Der Umstand, dass die Republik für das versehentlich in Verstoß geratene Testament schadenersatzrechtlich einzustehen hat, war von vorneherein unstrittig. Sie wandte allerdings Verjährung ein und obsiegte mit diesem Argument bereits vor dem Berufungsgericht, dessen Entscheidung der Oberste Gerichtshof schließlich bestätigte.

Gemäß § 6 Abs 1 Satz 2 AHG verjähren Amtshaftungsansprüche unabhängig von der Kenntnis des Geschädigten nach Ablauf von zehn Jahren ab Schadenseintritt. Maßgeblich für den Beginn des Fristenlaufs ist dabei der Zeitpunkt, an dem der Nachlass nicht dem Kläger eingeantwortet, sondern für heimfällig erklärt und dem Bund ausgefolgt wurde, im Gegenstand Sommer 2001. Die zehnjährige (absolute) Verjährungsfrist endete somit im Sommer 2011 und war zur Zeit der Geltendmachung des Amtshaftungsanspruchs im Jahre 2014 bereits abgelaufen.

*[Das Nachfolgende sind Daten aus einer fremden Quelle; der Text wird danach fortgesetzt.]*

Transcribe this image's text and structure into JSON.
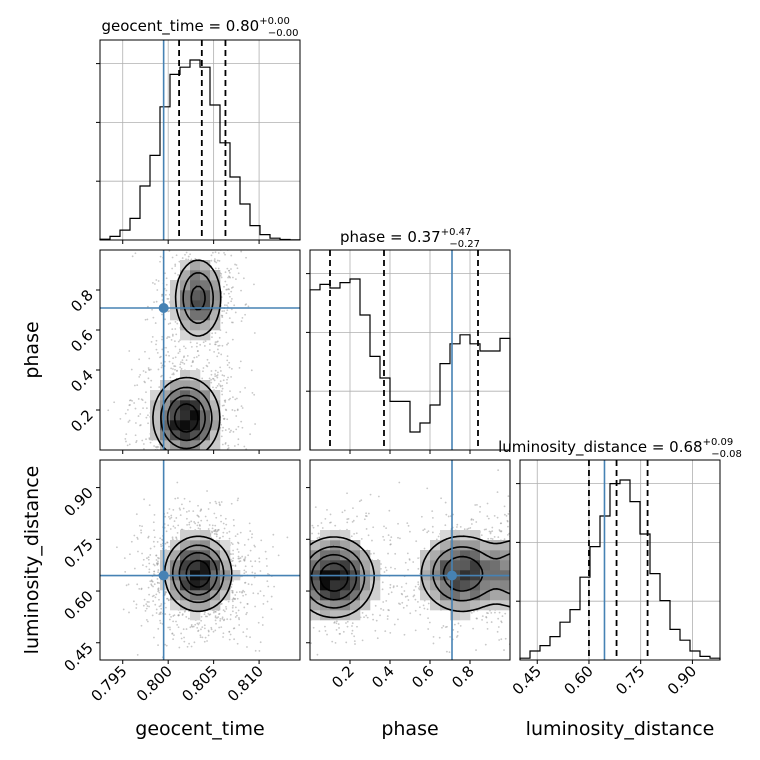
{
  "chart_data": {
    "type": "corner",
    "parameters": [
      {
        "name": "geocent_time",
        "label": "geocent_time",
        "title": "geocent_time = 0.80",
        "median": 0.8,
        "err_plus": "+0.00",
        "err_minus": "−0.00",
        "truth": 0.7995,
        "quantiles": [
          0.8012,
          0.8037,
          0.8063
        ],
        "range": [
          0.7925,
          0.8145
        ],
        "ticks": [
          0.795,
          0.8,
          0.805,
          0.81
        ],
        "tick_labels": [
          "0.795",
          "0.800",
          "0.805",
          "0.810"
        ],
        "hist": {
          "edges": [
            0.7925,
            0.7936,
            0.7947,
            0.7958,
            0.7969,
            0.798,
            0.7991,
            0.8002,
            0.8013,
            0.8024,
            0.8035,
            0.8046,
            0.8057,
            0.8068,
            0.8079,
            0.809,
            0.8101,
            0.8112,
            0.8123,
            0.8134,
            0.8145
          ],
          "counts": [
            0.004,
            0.02,
            0.055,
            0.12,
            0.3,
            0.47,
            0.74,
            0.92,
            0.96,
            1.0,
            0.96,
            0.75,
            0.54,
            0.35,
            0.2,
            0.08,
            0.03,
            0.01,
            0.003,
            0.001
          ]
        }
      },
      {
        "name": "phase",
        "label": "phase",
        "title": "phase = 0.37",
        "median": 0.37,
        "err_plus": "+0.47",
        "err_minus": "−0.27",
        "truth": 0.71,
        "quantiles": [
          0.1,
          0.37,
          0.84
        ],
        "range": [
          0.0,
          1.0
        ],
        "ticks": [
          0.2,
          0.4,
          0.6,
          0.8
        ],
        "tick_labels": [
          "0.2",
          "0.4",
          "0.6",
          "0.8"
        ],
        "hist": {
          "edges": [
            0.0,
            0.05,
            0.1,
            0.15,
            0.2,
            0.25,
            0.3,
            0.35,
            0.4,
            0.45,
            0.5,
            0.55,
            0.6,
            0.65,
            0.7,
            0.75,
            0.8,
            0.85,
            0.9,
            0.95,
            1.0
          ],
          "counts": [
            0.89,
            0.92,
            0.9,
            0.93,
            0.95,
            0.75,
            0.52,
            0.4,
            0.27,
            0.27,
            0.1,
            0.15,
            0.25,
            0.48,
            0.59,
            0.64,
            0.59,
            0.55,
            0.55,
            0.62
          ]
        }
      },
      {
        "name": "luminosity_distance",
        "label": "luminosity_distance",
        "title": "luminosity_distance = 0.68",
        "median": 0.68,
        "err_plus": "+0.09",
        "err_minus": "−0.08",
        "truth": 0.645,
        "quantiles": [
          0.6,
          0.68,
          0.77
        ],
        "range": [
          0.4,
          0.98
        ],
        "ticks": [
          0.45,
          0.6,
          0.75,
          0.9
        ],
        "tick_labels": [
          "0.45",
          "0.60",
          "0.75",
          "0.90"
        ],
        "hist": {
          "edges": [
            0.4,
            0.429,
            0.458,
            0.487,
            0.516,
            0.545,
            0.574,
            0.603,
            0.632,
            0.661,
            0.69,
            0.719,
            0.748,
            0.777,
            0.806,
            0.835,
            0.864,
            0.893,
            0.922,
            0.951,
            0.98
          ],
          "counts": [
            0.01,
            0.05,
            0.08,
            0.13,
            0.21,
            0.28,
            0.46,
            0.63,
            0.8,
            0.98,
            1.0,
            0.88,
            0.7,
            0.48,
            0.33,
            0.17,
            0.11,
            0.05,
            0.02,
            0.01
          ]
        }
      }
    ],
    "pairs": [
      {
        "x": "geocent_time",
        "y": "phase",
        "modes": [
          {
            "cx": 0.8033,
            "cy": 0.76,
            "sx": 0.0017,
            "sy": 0.13,
            "w": 1.0
          },
          {
            "cx": 0.802,
            "cy": 0.16,
            "sx": 0.0022,
            "sy": 0.12,
            "w": 1.4
          }
        ]
      },
      {
        "x": "geocent_time",
        "y": "luminosity_distance",
        "modes": [
          {
            "cx": 0.8033,
            "cy": 0.65,
            "sx": 0.0022,
            "sy": 0.065,
            "w": 1.0
          }
        ]
      },
      {
        "x": "phase",
        "y": "luminosity_distance",
        "modes": [
          {
            "cx": 0.12,
            "cy": 0.64,
            "sx": 0.12,
            "sy": 0.07,
            "w": 1.2
          },
          {
            "cx": 0.76,
            "cy": 0.65,
            "sx": 0.13,
            "sy": 0.07,
            "w": 1.0
          },
          {
            "cx": 1.05,
            "cy": 0.65,
            "sx": 0.08,
            "sy": 0.07,
            "w": 0.7
          }
        ]
      }
    ],
    "truth_color": "#4682b4",
    "contour_levels": [
      0.25,
      0.45,
      0.65,
      0.85
    ],
    "grid": true
  }
}
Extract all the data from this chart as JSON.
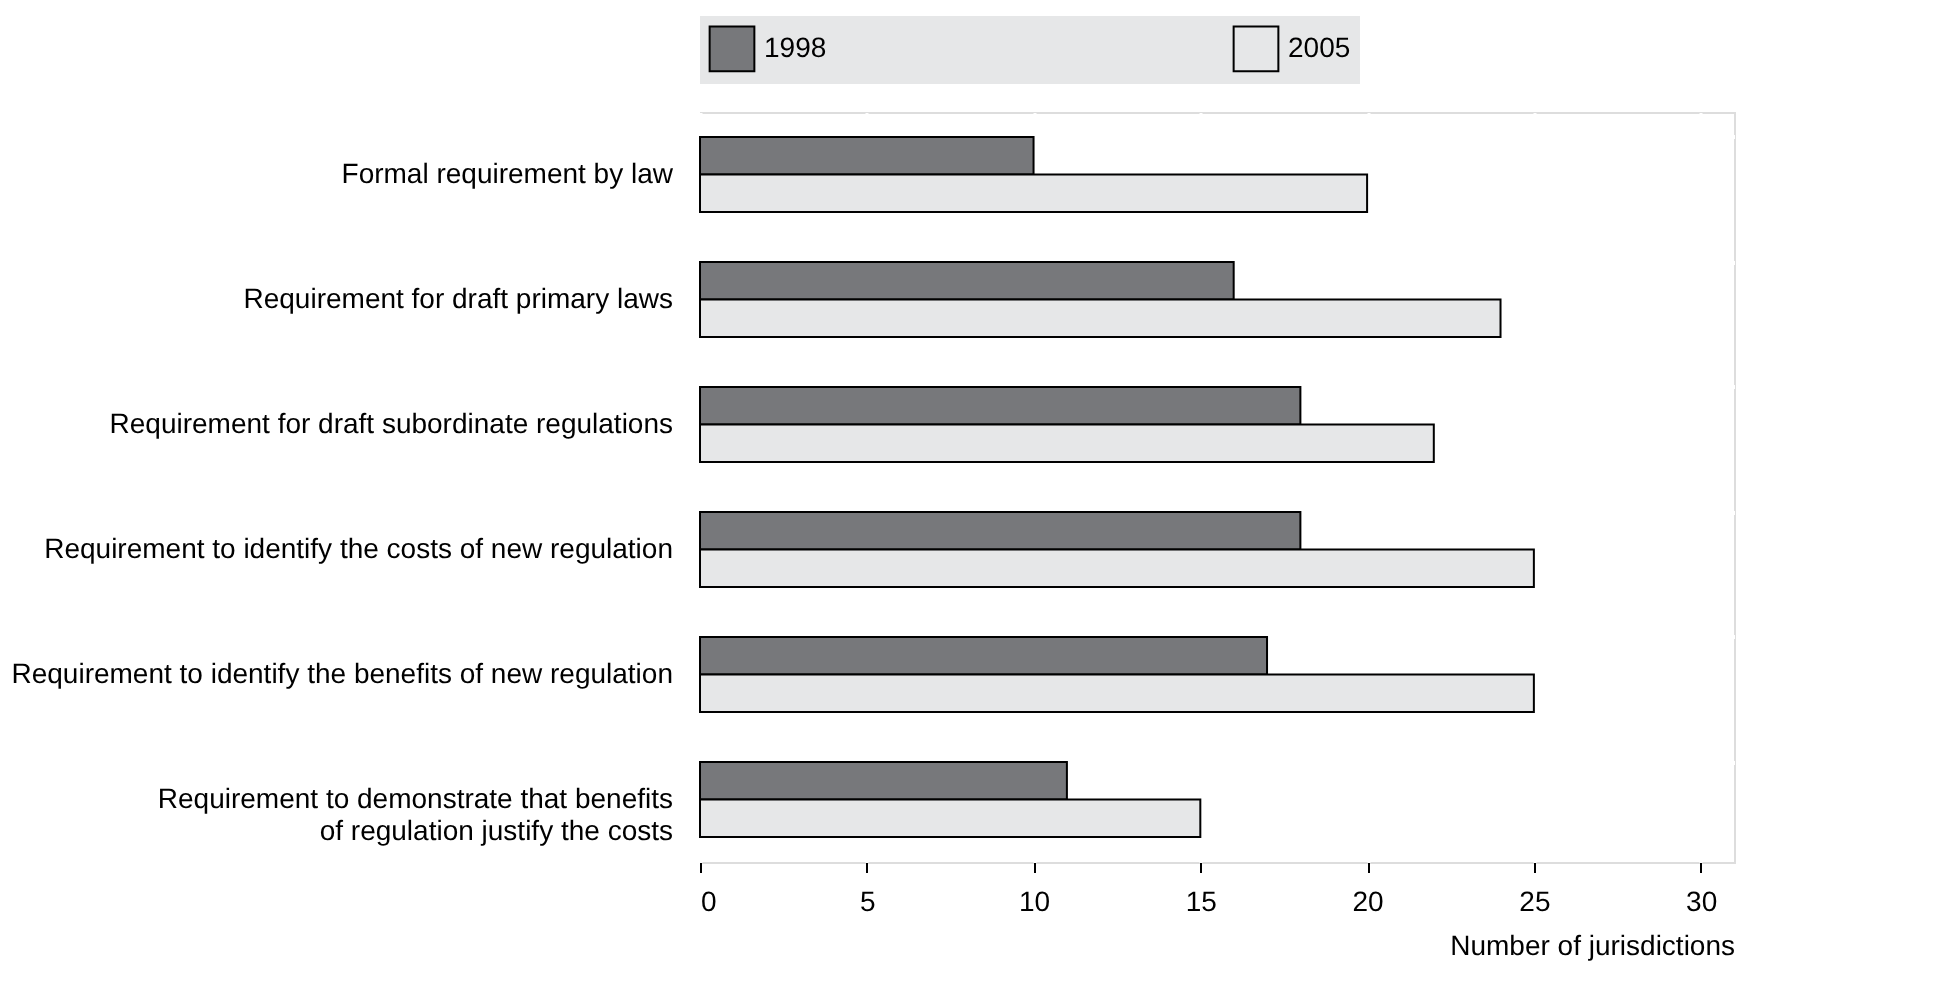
{
  "chart_data": {
    "type": "bar",
    "orientation": "horizontal",
    "xlabel": "Number of jurisdictions",
    "categories": [
      "Formal requirement by law",
      "Requirement for draft primary laws",
      "Requirement for draft subordinate regulations",
      "Requirement to identify the costs of new regulation",
      "Requirement to identify the benefits of new regulation",
      "Requirement to demonstrate that benefits\nof regulation justify the costs"
    ],
    "series": [
      {
        "name": "1998",
        "color": "#77787b",
        "values": [
          10,
          16,
          18,
          18,
          17,
          11
        ]
      },
      {
        "name": "2005",
        "color": "#e6e7e8",
        "values": [
          20,
          24,
          22,
          25,
          25,
          15
        ]
      }
    ],
    "xlim": [
      0,
      31
    ],
    "xticks": [
      0,
      5,
      10,
      15,
      20,
      25,
      30
    ],
    "grid": true,
    "legend": "top"
  }
}
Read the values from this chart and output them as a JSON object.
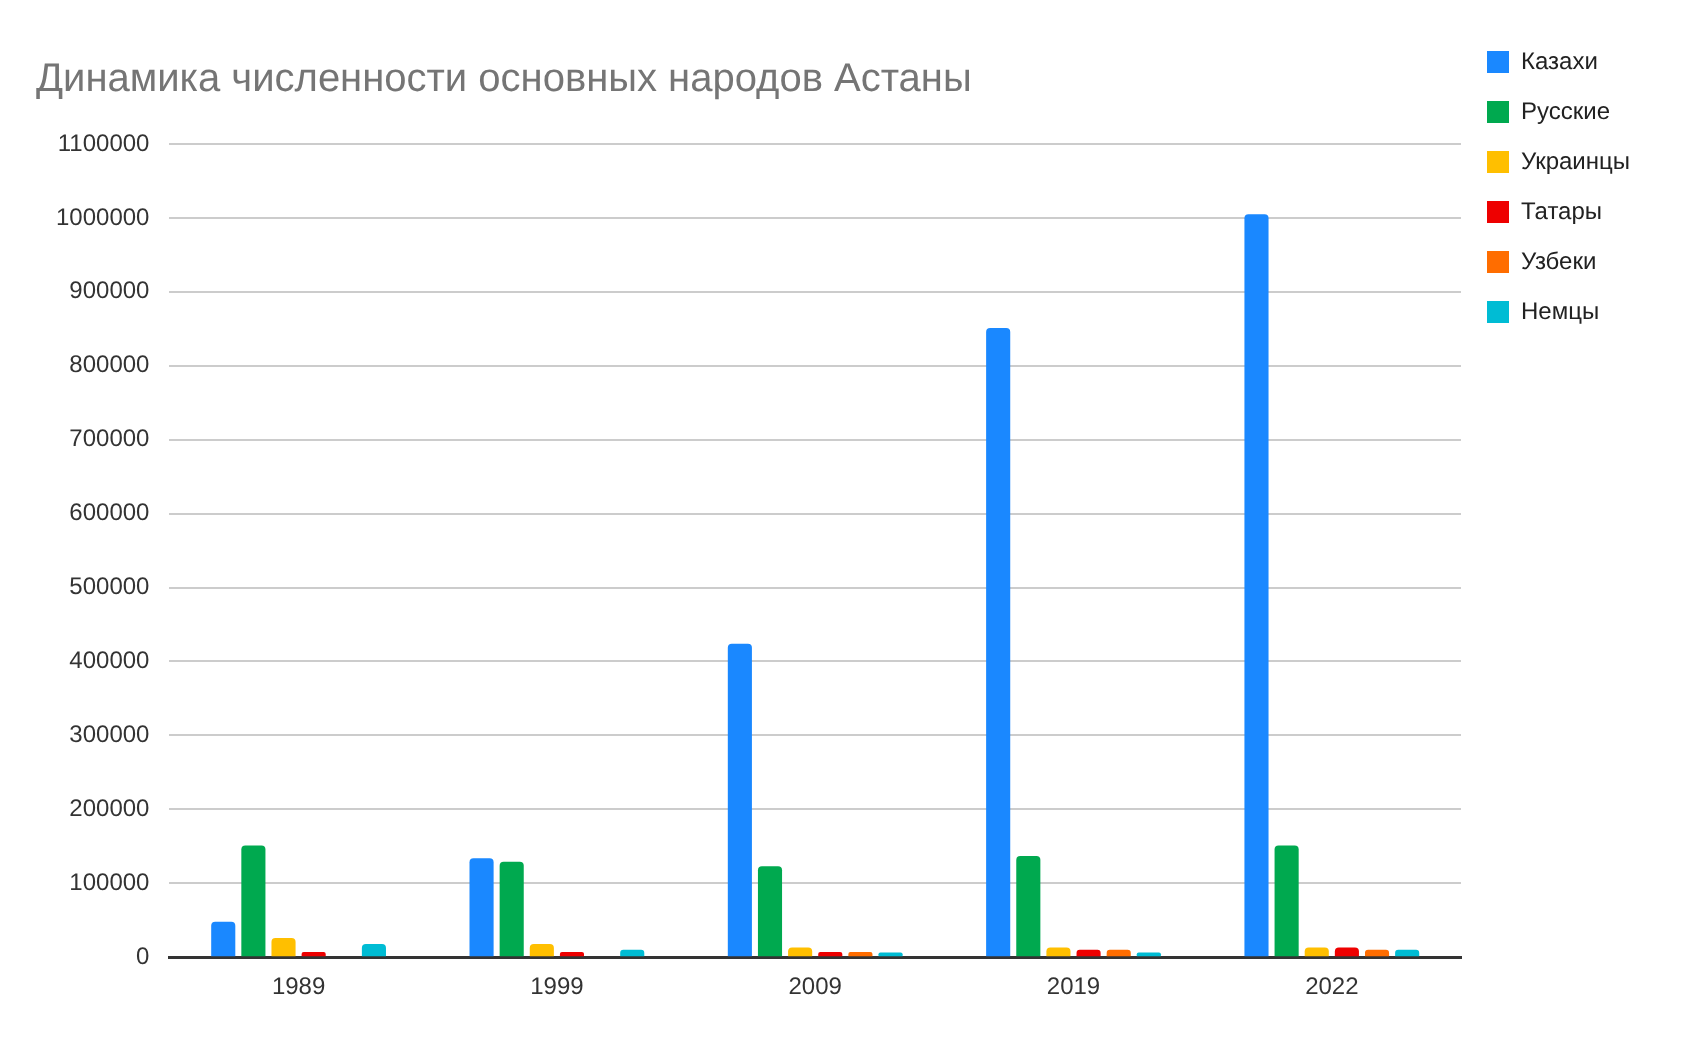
{
  "chart_data": {
    "type": "bar",
    "title": "Динамика численности основных народов Астаны",
    "categories": [
      "1989",
      "1999",
      "2009",
      "2019",
      "2022"
    ],
    "series": [
      {
        "name": "Казахи",
        "color": "#1a88ff",
        "values": [
          48000,
          134000,
          424000,
          851000,
          1005000
        ]
      },
      {
        "name": "Русские",
        "color": "#00a94f",
        "values": [
          151000,
          129000,
          123000,
          137000,
          151000
        ]
      },
      {
        "name": "Украинцы",
        "color": "#ffbf00",
        "values": [
          26000,
          18000,
          13000,
          13000,
          13000
        ]
      },
      {
        "name": "Татары",
        "color": "#ee0000",
        "values": [
          7000,
          7000,
          7000,
          10000,
          13000
        ]
      },
      {
        "name": "Узбеки",
        "color": "#ff6d00",
        "values": [
          0,
          0,
          7000,
          10000,
          10000
        ]
      },
      {
        "name": "Немцы",
        "color": "#00bcd4",
        "values": [
          18000,
          10000,
          6500,
          6500,
          10000
        ]
      }
    ],
    "ylim": [
      0,
      1100000
    ],
    "yticks": [
      0,
      100000,
      200000,
      300000,
      400000,
      500000,
      600000,
      700000,
      800000,
      900000,
      1000000,
      1100000
    ],
    "grid": "y",
    "legend": "right"
  }
}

Besonders bitter dürfte für den Kläger aber nicht nur der ursprüngliche Gerichtsfehler und die rigorose Haltung der Republik Österreich gewesen sein, der im gesamten Verfahren offenbar nie die Rechtsmissbräuchlichkeit ihres Standpunktes vorgehalten wurde, sondern vor allem auch der Umstand, dass er bei Bekanntwerden des Missgeschicks im Jänner 2011 noch rund ein halbes Jahr Zeit gehabt hätte, seine Ansprüche innerhalb der Verjährungsfrist pünktlich geltend zu machen.

Dreifaches Pech also, wie es in dieser folgenschweren Kombination selbst in heiklen Erbrechtsfällen nur selten vorkommt.